Is it a bread toaster?
No
It's MacBook Air!


----------



## nvidia (May 29, 2008)

infra_red_dude said:


> Dammit! My PC is the winner of the most useless PC... Monitor can't kill anyone if dropped on someone's head.. its a TFT.. my cabinet has only one geforce 8 series card which doesn't go beyond 51 C - so no roasted papads for me, the proc. is Wolfdale which stays really cool.. so I can't fry eggs on that.. damn useless computer I haf!!


Rofl!


----------



## Faun (May 29, 2008)

Sunny1211993 said:


> Apple has not started selling a new product.iKnife!


iBlade is out 
Now you can listen to EMO songs and cut your wrists at the same time 
win win for EMO kids
*www.imgx.org/files/17621_vdyqx/207_image.jpg


----------



## narangz (May 29, 2008)

^^ Cool knife 
LOL @ Ani's Post


----------



## dOm1naTOr (May 29, 2008)

Those earbuds are Altec


----------



## x3060 (May 29, 2008)

this is one good thread I have read after a looong time


----------



## blueshift (May 29, 2008)

Wonder what the next version of Mac Air can cut?


----------



## dOm1naTOr (May 29, 2008)

Dont ever try to put ny apple mobiles in pocket [lol] especially pant's


----------



## MetalheadGautham (May 30, 2008)

T159 said:


> iBlade is out
> Now you can listen to EMO songs and cut your wrists at the same time
> win win for EMO kids
> *www.imgx.org/files/17621_vdyqx/207_image.jpg


You MUST start a new thread for this one
Its AWSSOME


----------



## hellknight (May 30, 2008)

My PC acts as a heater in the winter because of the Cooler Master (dusty) powersupply.. so it saves me from freezing inthe winter here in the Himalayas.. I love my PC..


----------



## neelu09 (May 31, 2008)

T159 said:


> iBlade is out
> Now you can listen to EMO songs and cut your wrists at the same time
> win win for EMO kids
> *www.imgx.org/files/17621_vdyqx/207_image.jpg



Awesome post....overall this thread is great........


----------



## srikanthgss (Jun 1, 2008)

So , " cutting edge " multi-tasking at it's best !!


----------



## desiibond (Jun 2, 2008)

lol. A twist to the tale:

HP exec cuts birthday cake with MacBook Air
by Ryan Block, posted Jun 1st 2008 at 1:16PM



Those that know Rahul Sood, founder of Voodoo PC and CTO of HP's global gaming business, might not be so surprised to hear he used a working MacBook Air to cut his thick, rich, chocolatey birthday cake. While wearing an HP shirt. And then posted it to his site.
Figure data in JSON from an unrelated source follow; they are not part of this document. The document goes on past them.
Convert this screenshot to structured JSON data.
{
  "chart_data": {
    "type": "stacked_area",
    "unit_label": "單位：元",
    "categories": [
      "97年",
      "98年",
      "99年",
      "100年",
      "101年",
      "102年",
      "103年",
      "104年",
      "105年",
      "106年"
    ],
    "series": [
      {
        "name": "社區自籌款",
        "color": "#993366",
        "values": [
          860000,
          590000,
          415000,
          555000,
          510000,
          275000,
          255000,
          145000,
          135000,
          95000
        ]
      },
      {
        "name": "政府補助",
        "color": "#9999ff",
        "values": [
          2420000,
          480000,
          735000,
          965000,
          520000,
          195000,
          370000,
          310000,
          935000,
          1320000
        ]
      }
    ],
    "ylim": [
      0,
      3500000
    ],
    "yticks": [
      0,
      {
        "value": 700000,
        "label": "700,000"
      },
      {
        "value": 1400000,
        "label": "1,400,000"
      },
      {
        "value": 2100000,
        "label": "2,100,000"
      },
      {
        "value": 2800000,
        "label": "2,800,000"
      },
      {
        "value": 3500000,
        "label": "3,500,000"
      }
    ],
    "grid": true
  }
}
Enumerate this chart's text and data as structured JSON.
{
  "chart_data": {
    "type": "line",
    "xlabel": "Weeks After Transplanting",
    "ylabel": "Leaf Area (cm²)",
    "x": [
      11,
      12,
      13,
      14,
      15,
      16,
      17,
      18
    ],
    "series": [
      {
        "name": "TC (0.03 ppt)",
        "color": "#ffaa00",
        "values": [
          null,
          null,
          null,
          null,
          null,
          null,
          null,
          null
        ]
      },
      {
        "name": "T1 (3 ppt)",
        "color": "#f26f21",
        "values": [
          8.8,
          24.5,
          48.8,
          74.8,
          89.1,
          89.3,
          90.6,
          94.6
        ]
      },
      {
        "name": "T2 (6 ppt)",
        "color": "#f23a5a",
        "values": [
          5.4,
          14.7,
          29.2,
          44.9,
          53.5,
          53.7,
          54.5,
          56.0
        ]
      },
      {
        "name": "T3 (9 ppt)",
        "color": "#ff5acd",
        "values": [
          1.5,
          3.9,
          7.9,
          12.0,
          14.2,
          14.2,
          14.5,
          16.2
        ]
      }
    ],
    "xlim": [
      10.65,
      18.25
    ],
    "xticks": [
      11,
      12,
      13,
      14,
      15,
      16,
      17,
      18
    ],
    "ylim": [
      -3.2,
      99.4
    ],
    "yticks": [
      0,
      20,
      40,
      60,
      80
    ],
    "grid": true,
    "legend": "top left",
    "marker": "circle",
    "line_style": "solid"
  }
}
Good luck, Rahul -- we're totally sure the Apple fanboys of the world are going to give you a pass on this one.
Source: *www.engadget.com/2008/06/01/hp-exec-cuts-birthday-cake-with-macbook-air/


----------



## Faun (Jun 2, 2008)

^^shameless publicity act


----------



## aryayush (Jun 2, 2008)

What’s there to be ashamed about?


----------



## MetalheadGautham (Jun 2, 2008)

desiibond said:


> lol. A twist to the tale:
> 
> HP exec cuts birthday cake with MacBook Air
> by Ryan Block, posted Jun 1st 2008 at 1:16PM
> ...


what else is a MacBook Air useful for anyway ?
he is rich, has lots of money to burn, so he used an expensive knife, thats all.


----------



## freshseasons (Jul 10, 2008)

Whatever happened to apples policy of using round curves on its Devices. The iPhones, iPod, mac books have smooth curves around corners.And now how opposite. Instead of smooth surface directly a cut in flesh.  
    Is this steves vengence against society? 
 give me blood and I will give you ifreedom.


----------



## mastermunj (Jul 10, 2008)

that's funny!!


----------



## Sumeet_naik (Jul 10, 2008)

Well they wanted to prove it truely was a 'cutting-edge' technology..


----------



## mastermunj (Jul 10, 2008)

that's funny!!!!


----------



## abhinandh (Jul 10, 2008)

T159 said:


> mine SMPS actually killed and fried a lizard, fortunately the SMPS still works



mine too...but in that attempt it died too.......and fried mobo too...poor one.

btw nice use found..........macboys spend ~1lac to cut bread!!!


----------